Beginning with Governor Ivey’s authority, the Alabama Emergency Management Act (“AEMA”) vests her with certain powers to respond to emergency situations like the COVID-19 pandemic. See Ala. Code § 31-9-1 et seq. The AEMA defines a state public health emergency as “[a]n occurrence or imminent threat of an illness that . . . [i]s believed to be caused by . . . [t]he appearance of a novel . . . infectious agent” and “[p]oses a high probability of” death or serious disability. § 31-9-3(4)(a)-(b). Amidst a state public health emergency, “the Governor is authorized and empowered . . . [t]o make, amend, and rescind the necessary orders, rules, and regulations to carry out the provisions” of the AEMA. § 31-9-6(1).
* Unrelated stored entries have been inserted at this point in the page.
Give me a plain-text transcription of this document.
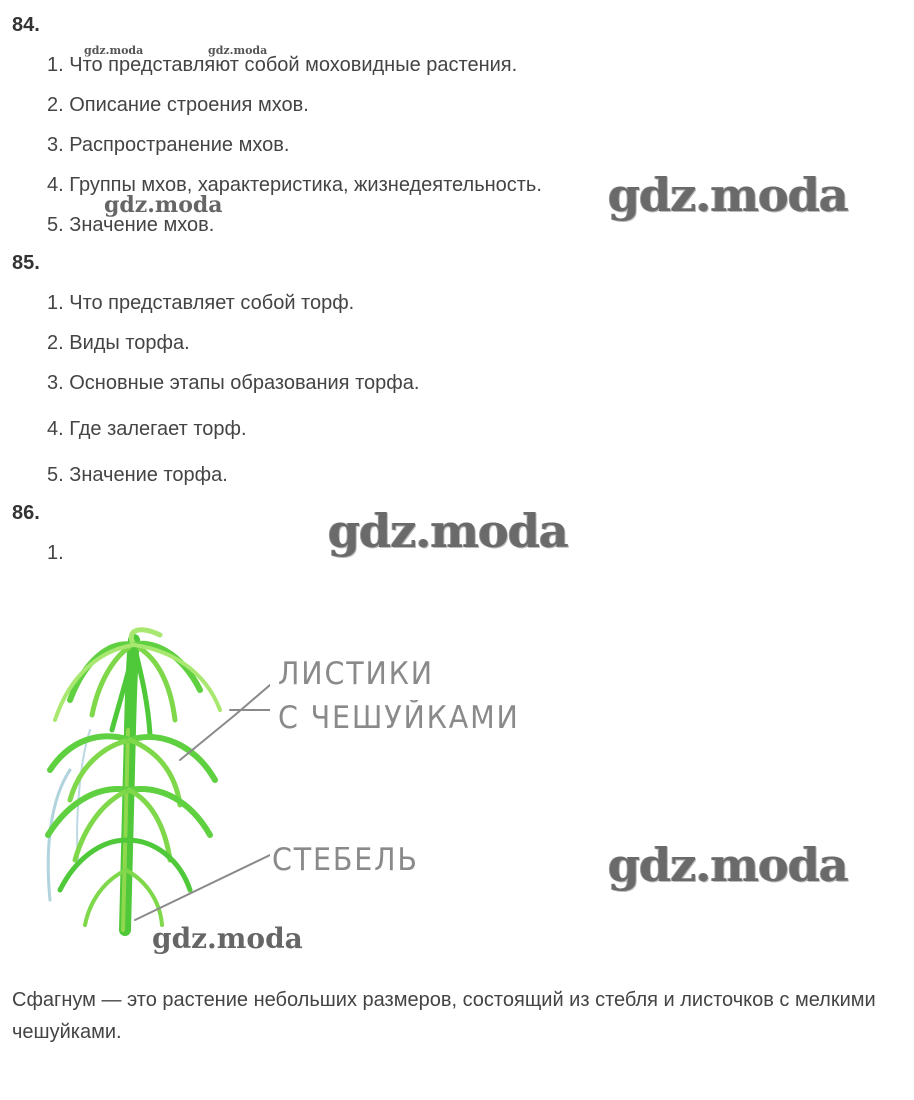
84.
1. Что представляют собой моховидные растения.
2. Описание строения мхов.
3. Распространение мхов.
4. Группы мхов, характеристика, жизнедеятельность.
5. Значение мхов.
85.
1. Что представляет собой торф.
2. Виды торфа.
3. Основные этапы образования торфа.
4. Где залегает торф.
5. Значение торфа.
86.
1.
gdz.moda	gdz.moda
gdz.moda	gdz.moda
gdz.moda
gdz.moda
gdz.moda
ЛИСТИКИ
С ЧЕШУЙКАМИ
СТЕБЕЛЬ
Сфагнум — это растение небольших размеров, состоящий из стебля и листочков с мелкими чешуйками.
The

statute also provides that “the Governor shall have and may exercise” emergency powers “[t]o enforce all laws, rules, and regulations relating to emergency management”; “[t]o perform and exercise such other functions, powers and duties

as are necessary to promote and secure the safety and protection of the civilian population”; and “[t]o employ such measures . . . as may be reasonably necessary for the purpose of securing compliance with the provisions of [the AEMA] or with the findings or recommendations of such boards of health by reasons of conditions

arising” from the emergency at hand. § 31-9-8(a)(1), (5), (6). Governor Ivey’s proclamations issued in response to the COVID-19 pandemic squarely fall within the framework of the AEMA.

For his part, Dr. Harris, as the State Health Officer of Alabama, “shall . . . keep himself informed in regard to all diseases which may be in danger of invading the state and, as far as authorized by law, take prompt measures to prevent such invasions . . . .” Ala. Code § 22-2-8. Dr. Harris also possesses the authority to

“adopt and promulgate rules and regulations providing proper methods and details for administering the health and quarantine laws of the state . . . .” § 22-2-2(6). These “rules and regulations shall have the force of law and shall be executed by the

same courts, bodies, officials, agents, and employees as in the case of health laws . . . .” Id. The authority outlined above demonstrates that Alabama law provides Dr. Harris with the ability to issue orders in response to COVID-19.